Produced as a part of the BBC anthology series Screen One, it was presented as a live television investigation of paranormal activity, not as a scripted TV movie. It was banned after the premiere as a result of disturbed viewers making an estimated 30,000 panicked calls to the BBC switchboard in a single hour. GHOSTWATCH was never re-aired on UK television, it never aired in the United States, and has never been made available on home video in the U.S.
The premiere of GHOSTWATCH on Shudder marks the second time in two months the streaming service has debuted a largely unseen piece of genre history for U.S. viewers; Shudder premiered Ken Russell's controversial 1971 masterpiece THE DEVILS in March, making it widely available for the first time in decades.

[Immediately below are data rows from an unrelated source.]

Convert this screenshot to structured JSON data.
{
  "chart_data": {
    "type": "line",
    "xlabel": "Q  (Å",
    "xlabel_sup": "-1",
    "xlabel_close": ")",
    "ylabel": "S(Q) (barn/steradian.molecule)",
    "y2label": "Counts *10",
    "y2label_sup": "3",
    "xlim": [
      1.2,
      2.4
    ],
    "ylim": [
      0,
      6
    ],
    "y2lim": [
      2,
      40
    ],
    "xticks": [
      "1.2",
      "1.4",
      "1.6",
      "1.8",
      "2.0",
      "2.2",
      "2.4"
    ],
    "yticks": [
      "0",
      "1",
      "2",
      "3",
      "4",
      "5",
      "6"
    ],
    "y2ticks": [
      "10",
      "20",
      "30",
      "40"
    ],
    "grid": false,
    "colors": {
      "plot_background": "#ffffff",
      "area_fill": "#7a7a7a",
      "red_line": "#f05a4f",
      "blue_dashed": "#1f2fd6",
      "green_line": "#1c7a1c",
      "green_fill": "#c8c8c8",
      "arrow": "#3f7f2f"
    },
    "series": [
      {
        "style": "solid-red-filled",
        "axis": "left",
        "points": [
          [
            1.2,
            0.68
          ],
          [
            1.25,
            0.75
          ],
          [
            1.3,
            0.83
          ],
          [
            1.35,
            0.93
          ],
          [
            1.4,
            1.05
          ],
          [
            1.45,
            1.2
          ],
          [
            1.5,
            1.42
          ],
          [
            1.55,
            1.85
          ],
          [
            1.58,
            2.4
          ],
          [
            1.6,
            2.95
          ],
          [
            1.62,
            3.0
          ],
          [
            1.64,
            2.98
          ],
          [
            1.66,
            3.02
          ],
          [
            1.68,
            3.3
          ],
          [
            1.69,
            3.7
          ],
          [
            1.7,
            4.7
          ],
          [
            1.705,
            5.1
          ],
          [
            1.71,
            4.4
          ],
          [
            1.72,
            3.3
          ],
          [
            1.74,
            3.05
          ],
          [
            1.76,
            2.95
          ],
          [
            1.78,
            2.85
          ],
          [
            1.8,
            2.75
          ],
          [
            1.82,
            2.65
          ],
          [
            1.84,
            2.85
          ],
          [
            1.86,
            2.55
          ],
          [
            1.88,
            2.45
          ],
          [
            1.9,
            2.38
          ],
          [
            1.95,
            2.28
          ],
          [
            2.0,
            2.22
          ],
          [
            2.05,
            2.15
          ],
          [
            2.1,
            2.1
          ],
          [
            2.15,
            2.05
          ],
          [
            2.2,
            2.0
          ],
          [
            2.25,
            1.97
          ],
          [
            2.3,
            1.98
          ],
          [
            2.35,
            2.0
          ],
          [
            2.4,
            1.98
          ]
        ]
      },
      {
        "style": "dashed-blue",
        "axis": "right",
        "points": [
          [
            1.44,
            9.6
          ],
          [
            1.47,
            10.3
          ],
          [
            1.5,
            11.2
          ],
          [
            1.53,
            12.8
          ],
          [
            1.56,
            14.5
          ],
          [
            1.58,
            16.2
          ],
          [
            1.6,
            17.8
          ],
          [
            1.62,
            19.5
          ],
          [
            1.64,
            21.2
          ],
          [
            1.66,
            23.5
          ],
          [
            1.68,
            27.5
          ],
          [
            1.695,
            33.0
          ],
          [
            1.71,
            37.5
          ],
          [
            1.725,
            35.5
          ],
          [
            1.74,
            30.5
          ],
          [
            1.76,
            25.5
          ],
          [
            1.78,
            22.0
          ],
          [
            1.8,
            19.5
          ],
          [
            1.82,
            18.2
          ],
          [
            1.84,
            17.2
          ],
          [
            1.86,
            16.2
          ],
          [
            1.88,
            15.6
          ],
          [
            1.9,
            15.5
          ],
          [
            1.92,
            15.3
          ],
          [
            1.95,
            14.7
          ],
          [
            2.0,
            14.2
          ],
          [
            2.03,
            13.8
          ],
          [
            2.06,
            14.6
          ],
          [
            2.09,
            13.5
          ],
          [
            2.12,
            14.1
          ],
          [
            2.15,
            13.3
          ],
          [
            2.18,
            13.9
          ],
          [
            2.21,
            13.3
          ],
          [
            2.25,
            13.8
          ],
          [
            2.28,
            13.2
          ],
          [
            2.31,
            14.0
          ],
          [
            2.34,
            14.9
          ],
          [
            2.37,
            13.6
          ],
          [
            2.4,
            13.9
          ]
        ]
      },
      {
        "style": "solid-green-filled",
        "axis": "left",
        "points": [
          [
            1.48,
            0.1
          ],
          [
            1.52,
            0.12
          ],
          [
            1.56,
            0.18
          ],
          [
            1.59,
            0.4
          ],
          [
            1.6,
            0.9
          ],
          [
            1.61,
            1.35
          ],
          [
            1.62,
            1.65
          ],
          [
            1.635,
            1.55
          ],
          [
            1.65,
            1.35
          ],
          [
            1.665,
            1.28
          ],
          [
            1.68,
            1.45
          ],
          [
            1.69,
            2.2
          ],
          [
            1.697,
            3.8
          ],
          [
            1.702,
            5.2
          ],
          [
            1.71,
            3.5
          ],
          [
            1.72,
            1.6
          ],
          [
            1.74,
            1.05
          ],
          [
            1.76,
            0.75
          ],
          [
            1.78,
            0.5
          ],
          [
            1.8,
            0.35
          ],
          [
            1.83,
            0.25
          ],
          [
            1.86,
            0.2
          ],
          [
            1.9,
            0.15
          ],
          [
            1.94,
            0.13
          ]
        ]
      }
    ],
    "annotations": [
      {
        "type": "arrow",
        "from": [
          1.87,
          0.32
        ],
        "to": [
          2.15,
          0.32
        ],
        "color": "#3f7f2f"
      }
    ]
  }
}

Directed by Lesley Manning and written by Stephen Volk, GHOSTWATCH, is a documentary style on-air of a house in Northolt, Greater London that's experiencing bizarre poltergeist activity. The recording of GHOSTWATCH was presented as live television causing a panic for viewers similar to "The War of the Worlds" in the United States.
GHOSTWATCH features actual BBC personalities playing themselves, adding to the confusion for an unsuspecting audience. The film was a clear precursor to THE BLAIR WITCH PROJECT, PARANORMAL ACTIVITY and the found-footage genre. The mock-umentary has a cult following, where an annual event, known as National Seance, occurs every year on Halloween night at 9:25 PM (the original broadcast time of GHOSTWATCH), where fans are encouraged to hit play on their own personal copies of GHOSTWATCH and live tweet the special.